Betroffene sind eigentlich alle: Annelie Boros zeigt in ihrem Dokumentarfilm Menschen bei der Care-Arbeit und plädiert für eine Umwälzung besonders für/von Menschen mit Handicap

Bewertung: 3
Leserbewertung
0
Noch keine Bewertungen vorhanden

Die Neuordnung der Alterspflege und der Mütterrente steht gerade auf der politischen Agenda. Beide Bereiche zählen zur sogenannten Care-Arbeit – einem aus dem angelsächsischen Feminismus ins Deutsche eingewanderten Begriff für generell unterbezahlte Tätigkeiten, bei denen es nicht um die Mehrung von Kapital, sondern um menschliche Fürsorge geht (oder gehen sollte). Erweitert steht der »Care«-Begriff für eine Gesellschaft, in der Werte gegenseitiger Zuwendung Entscheiden und Handeln leiten.

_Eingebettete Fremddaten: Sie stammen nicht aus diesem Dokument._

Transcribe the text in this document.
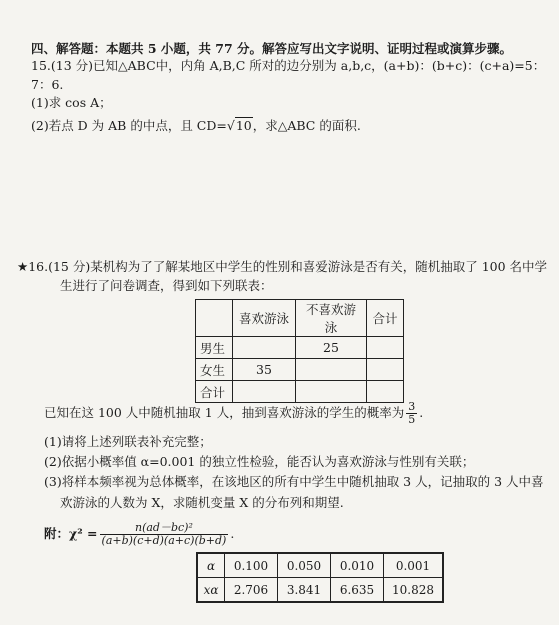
四、解答题：本题共 5 小题，共 77 分。解答应写出文字说明、证明过程或演算步骤。
15.(13 分)已知△ABC中，内角 A,B,C 所对的边分别为 a,b,c，(a+b)：(b+c)：(c+a)=5：
7：6.
(1)求 cos A；
(2)若点 D 为 AB 的中点，且 CD=√10，求△ABC 的面积.
★16.(15 分)某机构为了了解某地区中学生的性别和喜爱游泳是否有关，随机抽取了 100 名中学
生进行了问卷调查，得到如下列联表：
	喜欢游泳	不喜欢游泳	合计
男生		25	
女生	35		
合计			
已知在这 100 人中随机抽取 1 人，抽到喜欢游泳的学生的概率为 $\frac{3}{5}$ .
(1)请将上述列联表补充完整；
(2)依据小概率值 α=0.001 的独立性检验，能否认为喜欢游泳与性别有关联；
(3)将样本频率视为总体概率，在该地区的所有中学生中随机抽取 3 人，记抽取的 3 人中喜
欢游泳的人数为 X，求随机变量 X 的分布列和期望.
附：$\chi^2 = \frac{\text{n(ad－bc)²}}{(a+b)(c+d)(a+c)(b+d)}$ .
α	0.100	0.050	0.010	0.001
xα	2.706	3.841	6.635	10.828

In diesem Sinn bringt auch Amelie Boros' Film Personen von unterschiedlichen Fronten des Kampfes für ein neues Konzept von »Pflege« in Deutschland zusammen. Alfons baut neben der persönlichen Betreuung seines schwerbehinderten Sohns ein integratives Hausbootprojekt auf. Samuel, selbst im Rollstuhl, hat zur eigenen Betreuung FreundInnen eingestellt und sieht dies als »Chance für tiefe innige Beziehungen«; er wirbt auch für ein selbstbestimmtes Wohnprojekt gegen den gewerblichen Health Care Market. Božena hat viele Jahre als 24-Stunden-Pflegerin in Deutschland und der Schweiz gearbeitet und engagiert sich nun in der Gewerkschaftsinitiative »Respect« für bessere Arbeitsbedingungen. Dann ist da Amanda, deren Familie aus der ökologisch zerstörten Bergbaustadt La Oroya in Peru nach Deutschland kam und nun mit spirituellen Praktiken ökologische Aspekte in den Film einbringt.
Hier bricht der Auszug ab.